Ora, o malandro alado
arriscava muito para só furtar da bolsa um nada.
Num ai, Chico acordou
assustado.
Ah! O larápio fugiu
voando com algo no bico, mas, foi atingido por um calhau. Uma folha
turbilhonava no ar. Oxalá, o ardina salvava a sua fotografia na companhia da
afamada fadista Amália, comprando um jornal.
Theo De Bakkere,
62 anos, Antuérpia, Bélgica
Chico passava horas cismando na sua antiga vida. Nas ruas do
bairro, viajara mundo fora...Lá, tinha amigos, vizinhos, já não falando duma
apaixonada platónica! Maria vivia por cima da sua casa, mas Chico ignorava-a.
Só uma coisa o amargurava: o roubo da sua sacola. Ali
continha histórias fantásticas, agora só guardadas no coração, como sonhos do
passado.
Chico não sabia, mas Maria lia todos os dias bocados da sua
vida, tirados do fundo da sacola roubada...
Isabel Lopo, 69
anos, Lisboa
Ardina
Para abarcar a angústia na alma do Chico, só ouvindo a
sua história. Ardina, por uns bons longos anos, distribuíra notícias boas ou
más, com a ajuda da já gasta sacola. Quando abandonara o trabalho, não por
opção, mas por cansaço, a sacola acompanhou-o, lavrando a biografia.
Agora, caído na calçada, maldiz o ladrão. Roubara não
um comum pano, mas um bocado da história da sua vida, do dia-a-dia andarilhando
nas ruas, do amor por uma profissão.
Quita Miguel,
55 anos, Cascais
Tinha tudo
guardado na sacola transportada a tiracolo.
No passado, dali saíram jornais. Distribuídos, um a um, todos
os dias, sol ou chuva, dali saíram notícias (boas, más, assim-assim).
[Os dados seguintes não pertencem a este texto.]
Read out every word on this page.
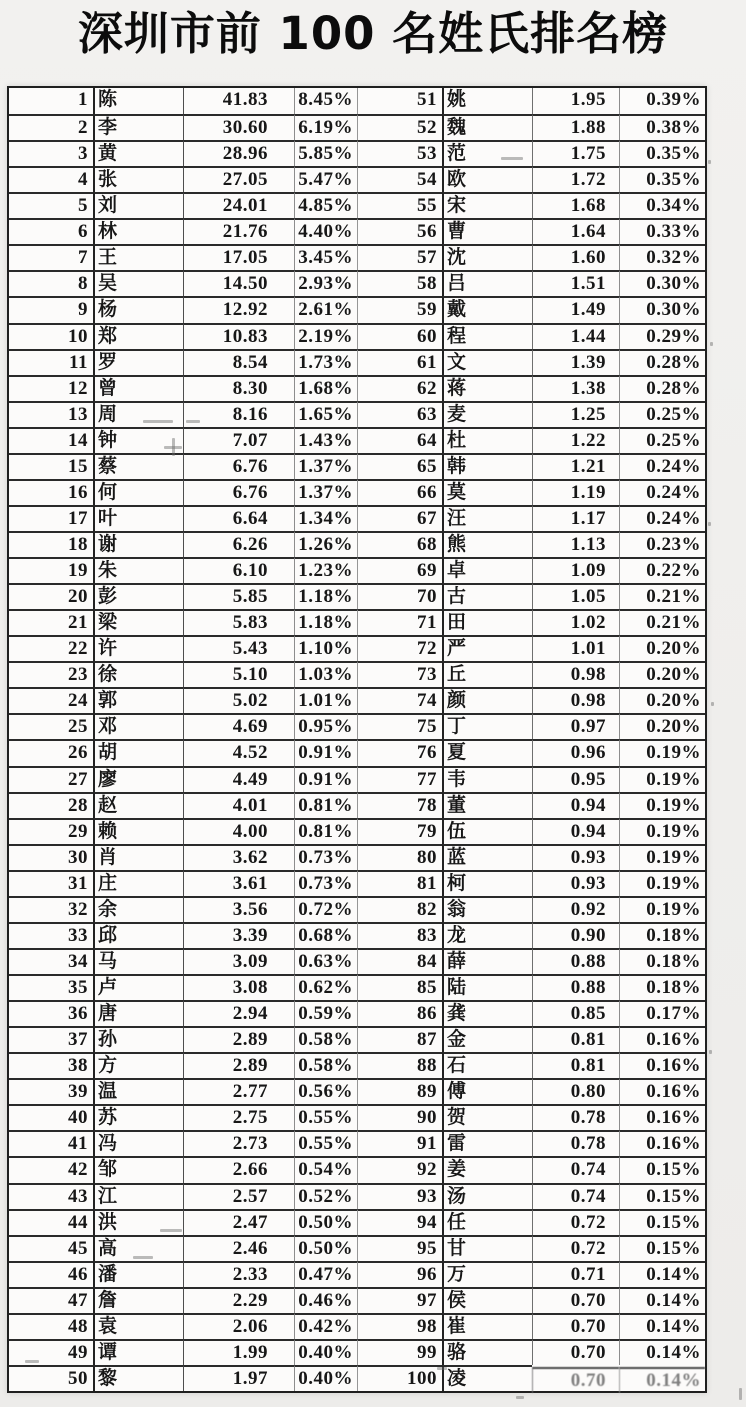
深圳市前 100 名姓氏排名榜
1 陈	41.83	8.45%	51 姚	1.95	0.39%
2 李	30.60	6.19%	52 魏	1.88	0.38%
3 黄	28.96	5.85%	53 范	1.75	0.35%
4 张	27.05	5.47%	54 欧	1.72	0.35%
5 刘	24.01	4.85%	55 宋	1.68	0.34%
6 林	21.76	4.40%	56 曹	1.64	0.33%
7 王	17.05	3.45%	57 沈	1.60	0.32%
8 吴	14.50	2.93%	58 吕	1.51	0.30%
9 杨	12.92	2.61%	59 戴	1.49	0.30%
10 郑	10.83	2.19%	60 程	1.44	0.29%
11 罗	8.54	1.73%	61 文	1.39	0.28%
12 曾	8.30	1.68%	62 蒋	1.38	0.28%
13 周	8.16	1.65%	63 麦	1.25	0.25%
14 钟	7.07	1.43%	64 杜	1.22	0.25%
15 蔡	6.76	1.37%	65 韩	1.21	0.24%
16 何	6.76	1.37%	66 莫	1.19	0.24%
17 叶	6.64	1.34%	67 汪	1.17	0.24%
18 谢	6.26	1.26%	68 熊	1.13	0.23%
19 朱	6.10	1.23%	69 卓	1.09	0.22%
20 彭	5.85	1.18%	70 古	1.05	0.21%
21 梁	5.83	1.18%	71 田	1.02	0.21%
22 许	5.43	1.10%	72 严	1.01	0.20%
23 徐	5.10	1.03%	73 丘	0.98	0.20%
24 郭	5.02	1.01%	74 颜	0.98	0.20%
25 邓	4.69	0.95%	75 丁	0.97	0.20%
26 胡	4.52	0.91%	76 夏	0.96	0.19%
27 廖	4.49	0.91%	77 韦	0.95	0.19%
28 赵	4.01	0.81%	78 董	0.94	0.19%
29 赖	4.00	0.81%	79 伍	0.94	0.19%
30 肖	3.62	0.73%	80 蓝	0.93	0.19%
31 庄	3.61	0.73%	81 柯	0.93	0.19%
32 余	3.56	0.72%	82 翁	0.92	0.19%
33 邱	3.39	0.68%	83 龙	0.90	0.18%
34 马	3.09	0.63%	84 薛	0.88	0.18%
35 卢	3.08	0.62%	85 陆	0.88	0.18%
36 唐	2.94	0.59%	86 龚	0.85	0.17%
37 孙	2.89	0.58%	87 金	0.81	0.16%
38 方	2.89	0.58%	88 石	0.81	0.16%
39 温	2.77	0.56%	89 傅	0.80	0.16%
40 苏	2.75	0.55%	90 贺	0.78	0.16%
41 冯	2.73	0.55%	91 雷	0.78	0.16%
42 邹	2.66	0.54%	92 姜	0.74	0.15%
43 江	2.57	0.52%	93 汤	0.74	0.15%
44 洪	2.47	0.50%	94 任	0.72	0.15%
45 高	2.46	0.50%	95 甘	0.72	0.15%
46 潘	2.33	0.47%	96 万	0.71	0.14%
47 詹	2.29	0.46%	97 侯	0.70	0.14%
48 袁	2.06	0.42%	98 崔	0.70	0.14%
49 谭	1.99	0.40%	99 骆	0.70	0.14%
50 黎	1.97	0.40%	100 凌	0.70	0.14%
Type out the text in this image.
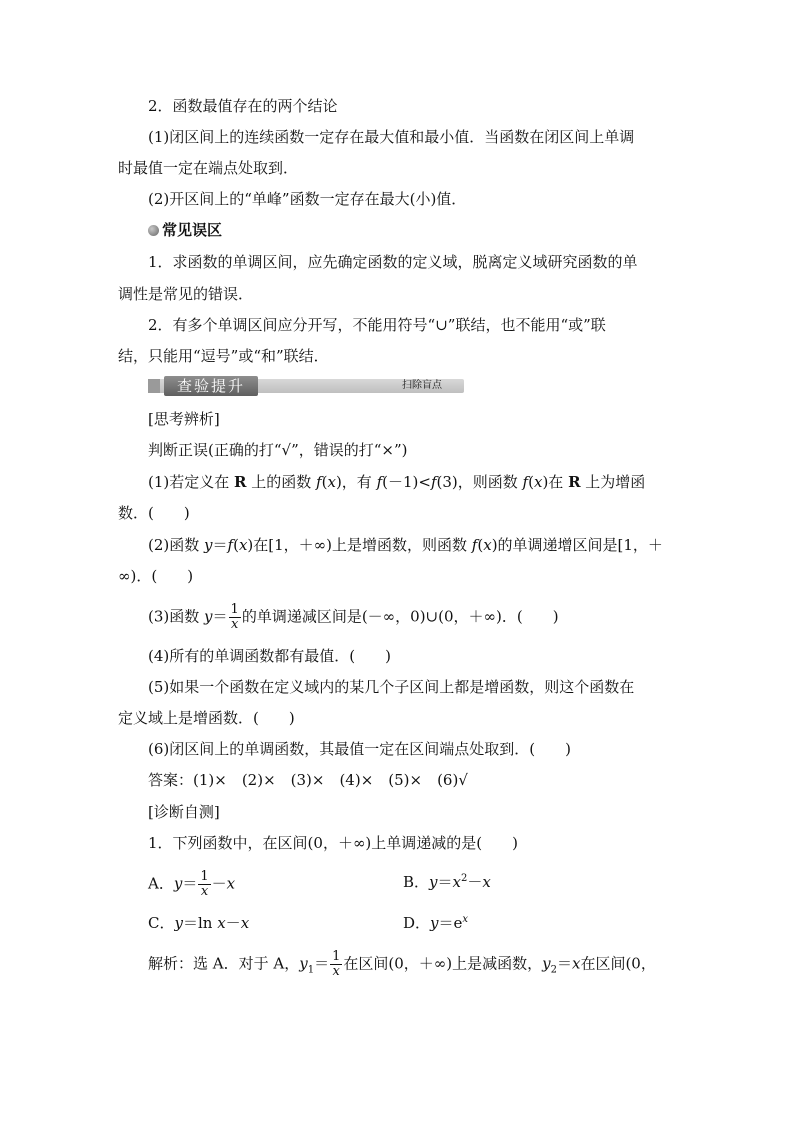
2．函数最值存在的两个结论
(1)闭区间上的连续函数一定存在最大值和最小值．当函数在闭区间上单调
时最值一定在端点处取到．
(2)开区间上的“单峰”函数一定存在最大(小)值．
常见误区
1．求函数的单调区间，应先确定函数的定义域，脱离定义域研究函数的单
调性是常见的错误．
2．有多个单调区间应分开写，不能用符号“∪”联结，也不能用“或”联
结，只能用“逗号”或“和”联结．
查验提升	扫除盲点
[思考辨析]
判断正误(正确的打“√”，错误的打“×”)
(1)若定义在 R 上的函数 f(x)，有 f(－1)<f(3)，则函数 f(x)在 R 上为增函
数．(　　)
(2)函数 y＝f(x)在[1，＋∞)上是增函数，则函数 f(x)的单调递增区间是[1，＋
∞)．(　　)
(3)函数 $y= \frac{1}{x}$ 的单调递减区间是(－∞，0)∪(0，＋∞)．(　　)
(4)所有的单调函数都有最值．(　　)
(5)如果一个函数在定义域内的某几个子区间上都是增函数，则这个函数在
定义域上是增函数．(　　)
(6)闭区间上的单调函数，其最值一定在区间端点处取到．(　　)
答案：(1)×　(2)×　(3)×　(4)×　(5)×　(6)√
[诊断自测]
1．下列函数中，在区间(0，＋∞)上单调递减的是(　　)
A．$y= \frac{1}{x} -x$	B．$y=x^2-x$
C．y＝ln x－x	D．$y=e^x$
解析：选 A．对于 A，$y_1= \frac{1}{x}$ 在区间(0，＋∞)上是减函数，$y_2=x$在区间(0，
Mas, ali ocultava algo: páginas cortadas, muitas fotos,
cartas nunca mandadas. A atriz, amada toda a vida, com todo o sigilo, vivia na
sua sacola.
Bastou um curto minuto. Tantos anos guardados agora roubados.
Chico, o antigo ardina já inativo, viu toda a sua vida arruinada, vandalizada,
sumida.
Ana Paula Oliveira,
54 anos, S. João da Madeira
Porfia
Gingão, castiço, disfarçado nas calças apalhaçadas, Chico,
Chicão para alguns camaradas, vivia numa cómoda posição...a do único ardina do
Bairro das Margaridas. Usava ou abusava do cargo, a outros não admitindo poiso.
Na altura tardia da vida ainda fazia alguns ganchos.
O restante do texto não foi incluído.